The paper is well-known and is frequently cited in the machine learning community, so it's almost certainly due to something I'm missing rather than a typo or error.
Defining an index set $S = \{1, ..., k\}$, I separated the $i$th summand in the right-most summation from the rest of the summands to yield:
$$\begin{align} \frac{\partial L}{\partial \gamma_i} = & \space \Psi'(\gamma_i) (\alpha_i + \textstyle \sum^N_{n=1} \phi_{ni} - \gamma_i) - \Psi'(\textstyle \sum^k_{j=1} \gamma_j) \displaystyle \sum^k_{j=1} (\alpha_j + \textstyle \sum^N_{n=1} \phi_{nj} - \gamma_j) \\ = & \space\Psi'(\gamma_i) (\alpha_i + \textstyle \sum^N_{n=1} \phi_{ni} - \gamma_i) - \Psi'(\textstyle \sum^k_{j=1} \gamma_j) (\alpha_i + \textstyle \sum^N_{n=1} \phi_{ni} - \gamma_i) \\ &- \Psi'(\textstyle \sum^k_{j=1} \gamma_j) \displaystyle \sum_{j \in S \backslash \{i\}} (\alpha_j + \textstyle \sum^N_{n=1} \phi_{nj} - \gamma_j) \\ = & \space (\alpha_i + \textstyle \sum^N_{n=1} \phi_{ni} - \gamma_i) \left( \Psi'(\gamma_i) - \Psi'(\textstyle \sum^K_{j=1} \gamma_j) \right) \\ &- \Psi'(\textstyle \sum^k_{j=1} \gamma_j) \displaystyle \sum_{j \in S \backslash \{i\}} (\alpha_j + \textstyle \sum^N_{n=1} \phi_{nj} - \gamma_j) \\ = & \space 0 \end{align}$$
Now setting this derivative equal to 0, the nature of the argument that the authors use to derive the maximum is currently obtuse to me.
Some assistance would be greatly appreciated.
Further context.
As context, the function $L$ is, in the language of the machine-learning and statistics community, an evidence lower bound (i.e. a bound on a marginal log-likelihood which is analytically intractable to compute), and its arguments consist of model parameters and variational parameters.
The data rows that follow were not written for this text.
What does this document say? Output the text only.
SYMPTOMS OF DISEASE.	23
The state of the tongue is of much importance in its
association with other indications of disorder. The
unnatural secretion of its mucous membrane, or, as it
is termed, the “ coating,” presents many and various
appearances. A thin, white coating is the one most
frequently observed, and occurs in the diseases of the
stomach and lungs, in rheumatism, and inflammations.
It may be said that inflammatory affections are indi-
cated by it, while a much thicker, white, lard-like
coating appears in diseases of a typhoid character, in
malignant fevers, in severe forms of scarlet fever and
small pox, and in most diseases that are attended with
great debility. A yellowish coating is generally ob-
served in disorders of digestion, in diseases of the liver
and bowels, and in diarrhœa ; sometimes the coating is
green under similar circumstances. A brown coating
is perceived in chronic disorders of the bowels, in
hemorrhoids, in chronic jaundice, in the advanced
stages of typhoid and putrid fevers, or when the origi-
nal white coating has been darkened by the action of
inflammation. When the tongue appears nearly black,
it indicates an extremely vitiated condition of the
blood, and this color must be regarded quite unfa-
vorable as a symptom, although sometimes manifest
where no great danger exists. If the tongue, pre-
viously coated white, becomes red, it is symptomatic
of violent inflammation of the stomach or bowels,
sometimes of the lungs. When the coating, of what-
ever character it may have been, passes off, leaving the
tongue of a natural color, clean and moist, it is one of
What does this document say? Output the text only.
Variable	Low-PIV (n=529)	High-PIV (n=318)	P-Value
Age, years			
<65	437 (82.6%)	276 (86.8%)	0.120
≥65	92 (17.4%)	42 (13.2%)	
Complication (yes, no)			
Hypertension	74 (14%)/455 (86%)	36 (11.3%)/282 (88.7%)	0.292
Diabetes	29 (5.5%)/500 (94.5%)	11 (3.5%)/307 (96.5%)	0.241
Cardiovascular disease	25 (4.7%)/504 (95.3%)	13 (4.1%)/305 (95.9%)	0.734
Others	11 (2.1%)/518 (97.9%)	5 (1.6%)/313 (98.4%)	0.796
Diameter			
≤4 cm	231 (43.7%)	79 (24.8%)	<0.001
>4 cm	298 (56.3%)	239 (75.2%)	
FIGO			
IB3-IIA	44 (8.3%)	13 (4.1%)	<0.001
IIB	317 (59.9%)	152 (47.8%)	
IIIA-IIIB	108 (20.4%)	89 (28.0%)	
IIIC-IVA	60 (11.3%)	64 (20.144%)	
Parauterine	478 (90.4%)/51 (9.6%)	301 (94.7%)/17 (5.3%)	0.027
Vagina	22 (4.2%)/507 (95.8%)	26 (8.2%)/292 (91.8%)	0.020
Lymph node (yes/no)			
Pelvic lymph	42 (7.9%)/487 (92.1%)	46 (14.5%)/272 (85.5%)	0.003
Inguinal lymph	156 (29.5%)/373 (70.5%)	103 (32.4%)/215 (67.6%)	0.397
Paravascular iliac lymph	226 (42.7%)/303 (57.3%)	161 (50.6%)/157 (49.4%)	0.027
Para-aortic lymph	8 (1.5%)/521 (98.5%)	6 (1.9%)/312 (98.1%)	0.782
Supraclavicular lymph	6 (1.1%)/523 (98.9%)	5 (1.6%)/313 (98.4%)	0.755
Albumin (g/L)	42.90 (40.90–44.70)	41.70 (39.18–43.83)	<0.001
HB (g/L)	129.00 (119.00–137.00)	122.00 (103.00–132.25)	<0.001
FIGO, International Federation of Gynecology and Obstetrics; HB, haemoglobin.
My query concerns maximising $L$ with respect to the variational parameter $\gamma_i$. The $\gamma_1, ... , \gamma_k$ are simply (variational) parameters of the Dirichlet distribution. Similarly, the $\alpha_1, ..., \alpha_k$ are (model) parameters of the Dirichlet distribution. The $\phi_{nj}$ are probabilities, so that $\sum^k_{j=1} \phi_{nj} = 1$ (they correspond to the probability of the $n$th word in a document being drawn from the $j$th latent topic).
The maximum derived is part of a two-stage iterative EM-like procedure (in the sense of Dempster et al.) where we maximise $L$ with respect to the variational parameters $\gamma_i$ with model parameters $\alpha_i$ held fixed, followed by maximising $L$ with respect to model parameters $\alpha_i$, with the variational parameters $\gamma_i$ held fixed.